Case Law Details

Case Name : Messrs Maxim Tubes Company Pvt Ltd Vs Union of India (Gujarat High Court)
Appeal Number : Special Civil Application No. 15186 of 2018
Date of Judgement/Order : 04/02/2019
Related Assessment Year :


In the pre-GST period, the advance authorization license allowed an exporter to import raw materials used for manufacturing exported goods without payment of taxes on import of raw material used for past exports.

Subsequently, the scheme was amended to allow exemption from IGST as well as compensation cess by issuing Notification No.79/2017-Cus dated 13.10.2017. For availing such exemption, a pre-import condition was introduced and also, the export obligation was required to be fulfilled only by physical exports. Similar changes were made in the Foreign Trade Policy (FTP) by way of issuing Notification No. 33/2015-2020 dated 13.10.2017 whereby the “pre-import condition” was incorporated in paragraph 4.14 with effect from 13.10.2017 as well.

Subsequently, Directorate of Revenue Intelligence (DRI) commenced investigations on various persons availing exemption under advance license as to whether the pre-import conditions are fulfilled or not.
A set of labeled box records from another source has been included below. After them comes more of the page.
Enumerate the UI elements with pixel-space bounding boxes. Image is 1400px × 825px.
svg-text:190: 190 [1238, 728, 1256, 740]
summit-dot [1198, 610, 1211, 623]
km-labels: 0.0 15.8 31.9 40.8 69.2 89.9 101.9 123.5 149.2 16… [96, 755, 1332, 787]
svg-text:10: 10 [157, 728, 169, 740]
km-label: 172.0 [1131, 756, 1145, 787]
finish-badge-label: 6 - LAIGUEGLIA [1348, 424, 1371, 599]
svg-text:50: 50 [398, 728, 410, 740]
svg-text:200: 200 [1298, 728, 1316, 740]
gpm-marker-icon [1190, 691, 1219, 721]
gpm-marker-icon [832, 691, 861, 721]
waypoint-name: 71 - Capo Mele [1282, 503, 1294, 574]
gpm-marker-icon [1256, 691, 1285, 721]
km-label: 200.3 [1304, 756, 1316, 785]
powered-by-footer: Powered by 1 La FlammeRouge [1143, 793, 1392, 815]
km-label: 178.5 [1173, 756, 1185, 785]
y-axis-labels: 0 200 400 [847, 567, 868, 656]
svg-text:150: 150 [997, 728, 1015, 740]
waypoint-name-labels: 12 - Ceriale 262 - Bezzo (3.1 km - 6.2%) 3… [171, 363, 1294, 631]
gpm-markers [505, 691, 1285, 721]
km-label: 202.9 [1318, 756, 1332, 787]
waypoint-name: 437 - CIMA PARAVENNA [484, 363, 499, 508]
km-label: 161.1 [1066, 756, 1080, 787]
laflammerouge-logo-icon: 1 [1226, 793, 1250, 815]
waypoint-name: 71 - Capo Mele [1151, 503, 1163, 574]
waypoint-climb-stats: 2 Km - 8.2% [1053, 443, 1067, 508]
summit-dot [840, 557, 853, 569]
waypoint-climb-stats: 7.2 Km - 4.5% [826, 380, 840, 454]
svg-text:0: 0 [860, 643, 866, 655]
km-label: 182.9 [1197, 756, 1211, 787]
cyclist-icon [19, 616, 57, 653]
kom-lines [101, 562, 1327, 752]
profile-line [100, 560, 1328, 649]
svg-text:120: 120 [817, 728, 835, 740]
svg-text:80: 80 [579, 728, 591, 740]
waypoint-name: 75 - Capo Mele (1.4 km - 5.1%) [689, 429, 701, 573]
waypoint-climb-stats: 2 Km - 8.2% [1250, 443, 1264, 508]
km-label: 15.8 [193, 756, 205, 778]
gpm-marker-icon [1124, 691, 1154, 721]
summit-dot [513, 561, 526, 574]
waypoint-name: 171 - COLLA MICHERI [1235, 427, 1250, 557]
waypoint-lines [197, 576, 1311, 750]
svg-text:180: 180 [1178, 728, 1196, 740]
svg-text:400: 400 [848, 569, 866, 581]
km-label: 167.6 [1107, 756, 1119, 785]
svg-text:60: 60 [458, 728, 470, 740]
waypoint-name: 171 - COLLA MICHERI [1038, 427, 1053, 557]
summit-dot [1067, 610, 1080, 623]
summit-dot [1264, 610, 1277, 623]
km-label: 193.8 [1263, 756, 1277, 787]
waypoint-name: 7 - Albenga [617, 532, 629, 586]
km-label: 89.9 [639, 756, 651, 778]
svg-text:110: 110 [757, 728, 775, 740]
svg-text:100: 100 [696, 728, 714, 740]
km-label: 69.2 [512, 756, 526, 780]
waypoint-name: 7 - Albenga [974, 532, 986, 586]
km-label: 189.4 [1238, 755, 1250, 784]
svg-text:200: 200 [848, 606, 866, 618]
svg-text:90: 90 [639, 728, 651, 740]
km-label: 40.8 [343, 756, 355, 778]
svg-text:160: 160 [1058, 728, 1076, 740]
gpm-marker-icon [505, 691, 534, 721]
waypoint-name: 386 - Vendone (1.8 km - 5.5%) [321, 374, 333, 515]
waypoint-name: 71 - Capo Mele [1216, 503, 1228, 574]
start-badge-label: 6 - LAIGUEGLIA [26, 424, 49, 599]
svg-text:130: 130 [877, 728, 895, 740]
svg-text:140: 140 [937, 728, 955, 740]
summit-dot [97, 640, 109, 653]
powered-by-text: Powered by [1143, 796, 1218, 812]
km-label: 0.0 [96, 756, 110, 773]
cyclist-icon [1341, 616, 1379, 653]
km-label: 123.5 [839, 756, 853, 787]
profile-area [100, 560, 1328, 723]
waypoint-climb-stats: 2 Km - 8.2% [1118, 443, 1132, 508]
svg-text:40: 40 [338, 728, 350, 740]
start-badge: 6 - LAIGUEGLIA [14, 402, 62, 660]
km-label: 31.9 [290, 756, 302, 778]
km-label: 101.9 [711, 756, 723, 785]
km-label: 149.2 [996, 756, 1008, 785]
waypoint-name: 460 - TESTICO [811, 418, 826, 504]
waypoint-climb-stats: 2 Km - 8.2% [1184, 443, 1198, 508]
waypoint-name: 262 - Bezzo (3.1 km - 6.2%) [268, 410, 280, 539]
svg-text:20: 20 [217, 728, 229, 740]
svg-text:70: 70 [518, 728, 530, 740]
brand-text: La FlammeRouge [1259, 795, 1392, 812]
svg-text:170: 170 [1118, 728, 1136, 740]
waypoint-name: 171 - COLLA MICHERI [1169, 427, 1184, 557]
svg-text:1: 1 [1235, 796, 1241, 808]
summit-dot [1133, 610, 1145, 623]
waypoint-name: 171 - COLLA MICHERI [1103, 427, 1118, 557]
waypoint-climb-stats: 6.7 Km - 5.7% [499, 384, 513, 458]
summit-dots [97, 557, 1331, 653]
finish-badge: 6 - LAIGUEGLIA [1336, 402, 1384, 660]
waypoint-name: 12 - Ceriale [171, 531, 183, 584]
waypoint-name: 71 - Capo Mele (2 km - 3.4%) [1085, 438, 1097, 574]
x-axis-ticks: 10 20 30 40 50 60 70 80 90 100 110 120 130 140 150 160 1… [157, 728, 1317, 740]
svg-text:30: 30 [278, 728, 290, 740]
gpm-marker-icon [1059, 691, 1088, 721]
The petitioner challenged the pre-import condition in the Gujarat High Court (HC).

Petitioner & DRI Contention:

Petitioner contended that there is no definition or clarification about the meaning of “pre-import condition”; but the DRI officers conducting the inquiry and investigation, hold a view that “pre-import condition” would mean that goods have to be imported first and then the final products manufactured from such imported goods have to be exported, and only when it was established that goods imported against a particular Authorisation were used in relation to manufacture of finished goods exported for fulfillment of Export Obligation of that particular Authorisation that the “pre-import condition” was satisfied, and accordingly, exemption was admissible to the goods imported against such Authorisation.

Further, exporters argued in the petition that the “pre-import condition” introduced post-GST violates Article 14 of the Constitution which relates to equality before the law “to the extent that it creates an artificial discrimination between exporters who proactively fulfil their export obligations prior to import of goods

High Court’s decision:

The “pre-import condition” contained in paragraph 4.14 of the Foreign Trade Policy, 2015-2020 inserted vide Notification No.33/2015-2020 dated 13.10.2017 and inserted vide clause (xii) in Notification No.18/2015-Cus vide Notification No.79/2017-Cus dated 13.10.2017, are hereby struck down as being ultra vires the Advance Authorisation Scheme as contained in the Foreign Trade Policy, 2015-2020 as well as the provisions of the Handbook of Procedures.

The key observations of HC are as follows:

1. Export in anticipation of advance authorisation in accordance with para 4.27 of the Handbook of Procedures and the pre-import condition  in accordance with para 4.14 of the FTP and pre-import condition in customs notification no.79/2017-Cus dated 13.10.2017 cannot stand together.

2. Even if the interpretation of condition of physical exports and pre-import condition by DRI is considered, it becomes more or less impossible to make exports under advance authorisation without violating the condition of pre-import due to the business cycle of an exporter, and the benefit of exemption from levy of IGST and compensation cess becomes more or less illusory.

3. The pre-import condition as mentioned in the customs Notification No.79/2017-Cus dated 13.10.2017 and para 4.14 of the FTP does not meet the test of reasonableness, and are also not in consonance with the scheme of advance authorisation.

4. The pre-import condition does not have any nexus to the objective of encouraging exports for which Advance Authorisation Scheme was constituted.

5. The HC disagreed with the view taken by Madurai bench of the Madras HC on the same issue in Vedanta Limited v. Union of India.

The pre-import condition in practical term denied benefits to exporters who import input goods after their finished products are exported which was causing enormous hardships to exporters. This ruling brings major relief for such exporters. Further, industry would expect the Government not to litigate the issue further in the Supreme Court.